Complex coupling between surface charge and thermo-osmotic phenomena

TL;DR

This study investigates how surface charge distribution influences thermo-osmotic flows and electric currents at liquid-solid interfaces, revealing complex coupling effects crucial for optimizing waste heat recovery systems.

Contribution

It provides new insights into the impact of surface charge distribution on interfacial enthalpy excess and thermo-osmotic phenomena using molecular dynamics simulations and analytical models.

Findings

Surface charge significantly affects interfacial enthalpy excess.

Dependence of enthalpy excess on charge distribution varies with surface conditions.

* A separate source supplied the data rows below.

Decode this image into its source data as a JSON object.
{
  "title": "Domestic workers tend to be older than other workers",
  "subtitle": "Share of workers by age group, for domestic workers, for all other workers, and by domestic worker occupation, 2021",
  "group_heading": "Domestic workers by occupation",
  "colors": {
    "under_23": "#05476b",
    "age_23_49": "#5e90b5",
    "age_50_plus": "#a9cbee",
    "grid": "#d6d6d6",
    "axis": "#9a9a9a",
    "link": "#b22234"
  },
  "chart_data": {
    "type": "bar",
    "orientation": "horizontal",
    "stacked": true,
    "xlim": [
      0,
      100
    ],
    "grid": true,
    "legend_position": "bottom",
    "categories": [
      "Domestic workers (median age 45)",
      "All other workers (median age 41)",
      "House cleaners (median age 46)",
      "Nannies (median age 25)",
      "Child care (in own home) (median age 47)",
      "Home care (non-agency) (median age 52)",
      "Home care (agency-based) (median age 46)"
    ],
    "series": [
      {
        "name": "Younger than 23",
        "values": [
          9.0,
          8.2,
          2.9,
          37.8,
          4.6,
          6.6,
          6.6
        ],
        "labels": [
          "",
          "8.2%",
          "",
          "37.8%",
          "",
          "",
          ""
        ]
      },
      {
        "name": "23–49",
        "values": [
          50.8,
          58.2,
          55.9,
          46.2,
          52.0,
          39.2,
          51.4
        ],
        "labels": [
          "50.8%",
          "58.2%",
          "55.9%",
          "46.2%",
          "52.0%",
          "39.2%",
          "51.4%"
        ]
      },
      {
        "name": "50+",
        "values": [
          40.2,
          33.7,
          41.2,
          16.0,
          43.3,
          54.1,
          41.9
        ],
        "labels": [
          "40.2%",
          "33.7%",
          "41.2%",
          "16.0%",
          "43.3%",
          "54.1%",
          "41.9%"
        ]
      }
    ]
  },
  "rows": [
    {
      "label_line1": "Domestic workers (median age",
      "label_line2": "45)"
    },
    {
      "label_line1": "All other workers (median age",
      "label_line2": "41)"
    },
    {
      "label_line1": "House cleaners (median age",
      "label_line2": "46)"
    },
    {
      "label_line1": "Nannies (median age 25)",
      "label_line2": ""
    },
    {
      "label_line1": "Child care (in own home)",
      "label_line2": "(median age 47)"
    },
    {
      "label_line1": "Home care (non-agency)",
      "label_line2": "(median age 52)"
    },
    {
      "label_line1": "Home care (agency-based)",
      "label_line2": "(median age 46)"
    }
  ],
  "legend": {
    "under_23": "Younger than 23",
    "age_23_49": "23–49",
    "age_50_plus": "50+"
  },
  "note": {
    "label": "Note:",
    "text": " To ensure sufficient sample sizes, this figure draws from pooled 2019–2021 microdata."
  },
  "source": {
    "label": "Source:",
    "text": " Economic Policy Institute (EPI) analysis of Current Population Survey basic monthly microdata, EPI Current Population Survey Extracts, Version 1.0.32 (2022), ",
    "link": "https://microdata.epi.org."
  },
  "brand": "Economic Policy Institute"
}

Wetting has minimal impact on charge-enthalpy coupling.

Abstract

Thermo-osmotic flows, generated at liquid-solid interfaces by thermal gradients, can be used to produce electric currents from waste heat on charged surfaces. The two key parameters controlling the thermo-osmotic current are the surface charge and the interfacial enthalpy excess due to liquid-solid interactions. While it has been shown that the contribution from water to the enthalpy excess can be crucial, how this contribution is affected by surface charge remained to be understood. Here, we start by discussing how thermo-osmotic flows and induced electric currents are related to the interfacial enthalpy excess. We then use molecular dynamics simulations to investigate the impact of surface charge on the interfacial enthalpy excess, for different distributions of the surface charge, and two different wetting conditions. We observe that surface charge has a strong impact on enthalpy excess, and that the dependence of enthalpy excess on surface charge depends largely on its distribution. In contrast, wetting has a very small impact on the charge-enthalpy coupling. We rationalize the results with simple analytical models, and explore their consequences for thermo-osmotic phenomena. Overall, this work provides guidelines to search for systems providing optimal waste heat recovery performance.